The study followed earlier research by Robert Fairlie, an economics professor at the University of California, Santa Cruz, who found that the total number of Black business owners declined by 41% between February and April, compared to a 17% drop in the number of white business owners.
The New York Fed study released on Tuesday pointed to a 2019 study that found only 42% of Black-owned companies were “financially” healthy as of last year, based on their credit score, profitability and accumulation of net income, versus 73% of white-owned businesses, according to the New York Fed. Those financial struggles may have made some of the Black firms less comfortable seeking out loans during the epidemic, Mills and her fellow researchers noted.
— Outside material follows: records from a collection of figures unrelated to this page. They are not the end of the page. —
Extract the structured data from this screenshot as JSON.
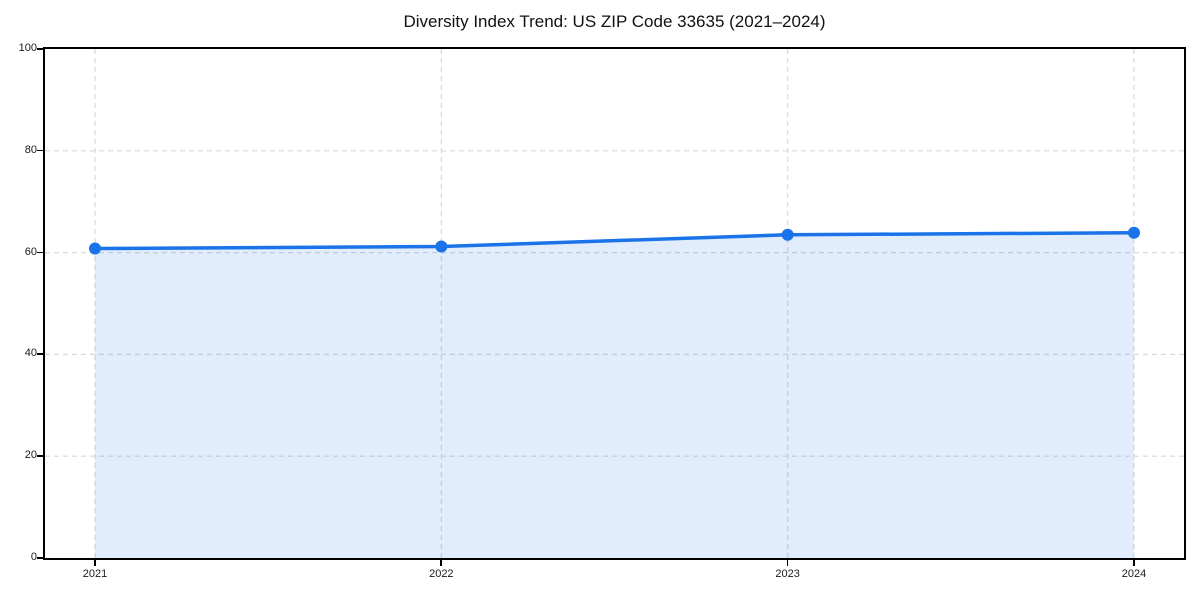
{
  "chart_data": {
    "type": "area",
    "title": "Diversity Index Trend: US ZIP Code 33635 (2021–2024)",
    "x": [
      "2021",
      "2022",
      "2023",
      "2024"
    ],
    "series": [
      {
        "name": "Diversity Index",
        "values": [
          60.8,
          61.2,
          63.5,
          63.9
        ]
      }
    ],
    "xlabel": "",
    "ylabel": "",
    "ylim": [
      0,
      100
    ],
    "y_ticks": [
      0,
      20,
      40,
      60,
      80,
      100
    ],
    "grid": "dashed-both-axes",
    "legend": "none",
    "colors": {
      "line": "#1a73e8",
      "marker": "#1a73e8",
      "fill": "rgba(26,115,232,0.13)",
      "gridline": "#d9d9d9",
      "axis": "#000000",
      "text": "#1a1a1a",
      "background": "#ffffff"
    }
  }
}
Black businesses were overall less prepared to tap small business aid quickly through the U.S. government’s Paycheck Protection Program, which offered loans that could be forgiven, because many did not have strong banking relationships, the report found.
Less than a quarter of Black-owned firms with employees had recently borrowed from a bank, according to a 2019 study by the New York Fed. And fintech firms, including online lenders which Black businesses are more likely to tap for funding, were not authorized to issue PPP loans until late in the first round of funding, the report noted.
PPP loans were distributed at lower rates to the areas that were most affected by the virus, the New York Fed found. Some counties with a high concentration of Black-owned businesses received loans at rates below the national average of 17.7%. For example, only 7% of firms in the Bronx, New York, received PPP loans, as well as 11.3% of firms in Queens and 12.2% of firms in Prince George’s County, Maryland.
“This tells us that a more targeted geographic focus on the hardest-hit and most underserved places is needed,” Mills said.
Black business ownership has taken a sharp hit during the crisis, especially in areas that were harder hit by the virus early on and faced longer business closures. In the eight states with the largest numbers of Black owners, all but two – California and Florida – saw a net decline in Black business ownership between February and June. Ohio and New York saw the most severe business closures.
Several states saw a pickup in business activity in May and June as some areas began to reopen, but the states that re-opened later, including New York, California and Illinois, continued to see a drop in the number of Black business owners.